Icebreaker opened its flagship TouchLab store in New York City in December 2010 and also has TouchLab stores on the West Coast in Portland, Oregon (home of its US headquarters) and Vancouver, British Columbia, Canada. It also has a TouchLab in Montréal, Canada. The Icebreaker San Francisco pop-up store will be open Monday through Saturday, 10 a.m.- 8p.m., and Sundays, 11 a.m.-7 p.m., (415) 399-9615.

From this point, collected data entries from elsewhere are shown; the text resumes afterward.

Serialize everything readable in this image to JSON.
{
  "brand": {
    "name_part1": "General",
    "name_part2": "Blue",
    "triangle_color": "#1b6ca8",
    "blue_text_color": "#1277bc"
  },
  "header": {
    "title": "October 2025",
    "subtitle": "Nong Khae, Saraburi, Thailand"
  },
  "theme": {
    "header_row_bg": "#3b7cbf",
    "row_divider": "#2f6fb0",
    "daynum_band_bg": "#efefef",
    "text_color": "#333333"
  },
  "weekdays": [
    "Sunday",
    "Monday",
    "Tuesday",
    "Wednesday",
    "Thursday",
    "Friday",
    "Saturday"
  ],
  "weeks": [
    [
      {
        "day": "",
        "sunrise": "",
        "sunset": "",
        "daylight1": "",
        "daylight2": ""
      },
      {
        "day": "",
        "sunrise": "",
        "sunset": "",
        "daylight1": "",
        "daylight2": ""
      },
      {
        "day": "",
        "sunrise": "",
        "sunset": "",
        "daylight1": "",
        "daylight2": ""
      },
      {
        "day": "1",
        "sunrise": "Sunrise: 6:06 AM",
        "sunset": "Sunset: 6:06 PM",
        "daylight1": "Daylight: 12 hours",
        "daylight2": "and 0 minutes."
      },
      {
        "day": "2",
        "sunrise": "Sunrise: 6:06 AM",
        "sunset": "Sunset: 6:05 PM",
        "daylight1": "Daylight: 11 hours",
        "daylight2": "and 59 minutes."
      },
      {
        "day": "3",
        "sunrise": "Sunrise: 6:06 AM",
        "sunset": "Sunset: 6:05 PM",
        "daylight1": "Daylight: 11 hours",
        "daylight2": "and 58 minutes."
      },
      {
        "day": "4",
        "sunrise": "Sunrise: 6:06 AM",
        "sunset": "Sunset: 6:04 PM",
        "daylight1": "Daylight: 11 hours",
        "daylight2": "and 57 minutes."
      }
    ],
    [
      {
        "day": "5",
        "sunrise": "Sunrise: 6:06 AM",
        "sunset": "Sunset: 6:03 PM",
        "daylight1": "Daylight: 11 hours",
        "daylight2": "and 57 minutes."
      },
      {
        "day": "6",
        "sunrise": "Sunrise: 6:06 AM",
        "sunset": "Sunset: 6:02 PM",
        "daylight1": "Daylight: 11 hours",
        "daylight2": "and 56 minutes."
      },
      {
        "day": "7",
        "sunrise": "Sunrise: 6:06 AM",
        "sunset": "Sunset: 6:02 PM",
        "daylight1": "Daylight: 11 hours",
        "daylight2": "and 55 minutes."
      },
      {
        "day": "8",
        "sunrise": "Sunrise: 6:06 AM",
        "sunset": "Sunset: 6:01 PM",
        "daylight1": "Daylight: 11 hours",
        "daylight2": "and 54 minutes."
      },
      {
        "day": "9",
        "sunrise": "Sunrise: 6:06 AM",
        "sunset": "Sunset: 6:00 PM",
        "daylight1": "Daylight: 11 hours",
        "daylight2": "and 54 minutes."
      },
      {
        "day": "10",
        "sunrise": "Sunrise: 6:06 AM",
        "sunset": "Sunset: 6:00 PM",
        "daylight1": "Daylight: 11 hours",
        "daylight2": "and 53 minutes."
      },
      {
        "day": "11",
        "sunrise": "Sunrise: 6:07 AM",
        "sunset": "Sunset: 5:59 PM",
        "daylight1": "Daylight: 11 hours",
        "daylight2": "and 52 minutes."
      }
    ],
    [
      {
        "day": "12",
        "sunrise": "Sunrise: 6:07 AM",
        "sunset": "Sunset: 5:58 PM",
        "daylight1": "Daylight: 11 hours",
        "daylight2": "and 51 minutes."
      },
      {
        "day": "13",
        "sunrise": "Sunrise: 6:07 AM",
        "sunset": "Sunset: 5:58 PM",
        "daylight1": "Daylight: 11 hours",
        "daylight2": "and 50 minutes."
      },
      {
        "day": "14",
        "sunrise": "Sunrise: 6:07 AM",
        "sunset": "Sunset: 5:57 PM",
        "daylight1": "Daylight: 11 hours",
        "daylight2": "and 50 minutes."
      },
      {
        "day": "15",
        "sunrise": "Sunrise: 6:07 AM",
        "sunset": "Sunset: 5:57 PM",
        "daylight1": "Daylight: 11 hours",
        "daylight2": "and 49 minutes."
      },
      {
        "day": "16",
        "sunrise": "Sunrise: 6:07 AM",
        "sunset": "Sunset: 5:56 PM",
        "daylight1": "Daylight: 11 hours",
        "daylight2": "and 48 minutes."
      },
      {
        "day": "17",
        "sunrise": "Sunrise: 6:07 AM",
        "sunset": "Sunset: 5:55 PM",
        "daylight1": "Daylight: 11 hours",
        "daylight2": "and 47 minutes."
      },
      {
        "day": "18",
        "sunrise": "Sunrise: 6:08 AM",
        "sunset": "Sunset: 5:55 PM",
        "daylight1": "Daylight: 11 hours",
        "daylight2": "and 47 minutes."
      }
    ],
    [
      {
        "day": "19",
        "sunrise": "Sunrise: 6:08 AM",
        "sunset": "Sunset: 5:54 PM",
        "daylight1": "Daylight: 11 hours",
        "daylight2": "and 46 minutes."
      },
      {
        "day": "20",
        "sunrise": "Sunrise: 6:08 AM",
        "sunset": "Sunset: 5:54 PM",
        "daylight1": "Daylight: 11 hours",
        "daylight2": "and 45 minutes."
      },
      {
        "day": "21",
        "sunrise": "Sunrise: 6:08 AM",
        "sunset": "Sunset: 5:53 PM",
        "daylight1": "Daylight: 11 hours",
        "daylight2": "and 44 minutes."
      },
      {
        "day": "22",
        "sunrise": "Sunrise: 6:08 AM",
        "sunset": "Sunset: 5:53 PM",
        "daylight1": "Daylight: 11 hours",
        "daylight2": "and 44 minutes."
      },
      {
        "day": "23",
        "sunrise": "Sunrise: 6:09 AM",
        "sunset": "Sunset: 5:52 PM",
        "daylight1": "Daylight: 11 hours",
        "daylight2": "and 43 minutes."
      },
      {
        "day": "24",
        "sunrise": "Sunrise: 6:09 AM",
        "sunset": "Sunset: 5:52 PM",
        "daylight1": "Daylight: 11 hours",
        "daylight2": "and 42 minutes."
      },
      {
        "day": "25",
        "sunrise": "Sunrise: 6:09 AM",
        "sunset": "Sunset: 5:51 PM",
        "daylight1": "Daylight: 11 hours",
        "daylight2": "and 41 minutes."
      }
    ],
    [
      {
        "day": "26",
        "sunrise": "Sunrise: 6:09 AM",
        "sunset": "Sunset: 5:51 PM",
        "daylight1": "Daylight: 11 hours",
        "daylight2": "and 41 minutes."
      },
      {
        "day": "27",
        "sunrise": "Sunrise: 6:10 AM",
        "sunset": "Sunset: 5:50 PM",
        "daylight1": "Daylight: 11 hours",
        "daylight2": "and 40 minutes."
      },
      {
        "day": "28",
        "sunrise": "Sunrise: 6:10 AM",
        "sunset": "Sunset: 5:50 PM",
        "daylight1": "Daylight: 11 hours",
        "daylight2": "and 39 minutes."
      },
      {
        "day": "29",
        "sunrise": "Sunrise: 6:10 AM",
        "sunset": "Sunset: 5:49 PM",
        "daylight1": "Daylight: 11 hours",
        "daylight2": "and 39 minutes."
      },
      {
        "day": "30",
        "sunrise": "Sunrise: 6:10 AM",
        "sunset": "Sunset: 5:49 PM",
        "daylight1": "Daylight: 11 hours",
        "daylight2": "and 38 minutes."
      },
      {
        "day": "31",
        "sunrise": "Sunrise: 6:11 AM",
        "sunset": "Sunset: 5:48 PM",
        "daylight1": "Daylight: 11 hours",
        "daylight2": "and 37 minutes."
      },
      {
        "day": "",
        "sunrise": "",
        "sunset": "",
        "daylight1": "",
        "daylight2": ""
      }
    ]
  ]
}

“New Zealand’s merinos produce a wool that has a very fine diameter, which makes it soft and breathable yet with high insulation value for warmth.”
– TIME magazine

“The thin construction leverages wool’s breathability and natural wicking properties, so you don’t suffocate when a run heats up.”
– Runner’s World

“It wicks like a champ and is as comfortable as cotton.”
– Backpacker magazine

Icebreaker Clothing
Launched in 1994, Icebreaker was the first company in the world to develop a merino fibre layering system for the outdoors. It was also the first outdoor apparel company in the world to source merino directly from growers, a system it began in 1997. The Icebreaker apparel system includes underwear, mid layer garments, outerwear, socks and accessories. There are outdoor, technical and lifestyle categories, each with its own specific fabrics and design details. Icebreaker is sold in more than 3000 stores in 43 countries.Based in Wellington, New Zealand, Icebreaker uses only pure merino handpicked from 140 high country stations in the country’s Southern Alps to create adventure clothing for women, men and kids that combines nature’s work with human technology and design. The company is committed to sustainability, ethical manufacturing and animal welfare. In 2008 the company launched “Icebreaker Baacode,” a pioneering supply chain transparency and traceability program. Each Icebreaker includes a unique Baacode, which enables customers to trace the garment online from rearing the sheep through to each stage of the supply chain process.”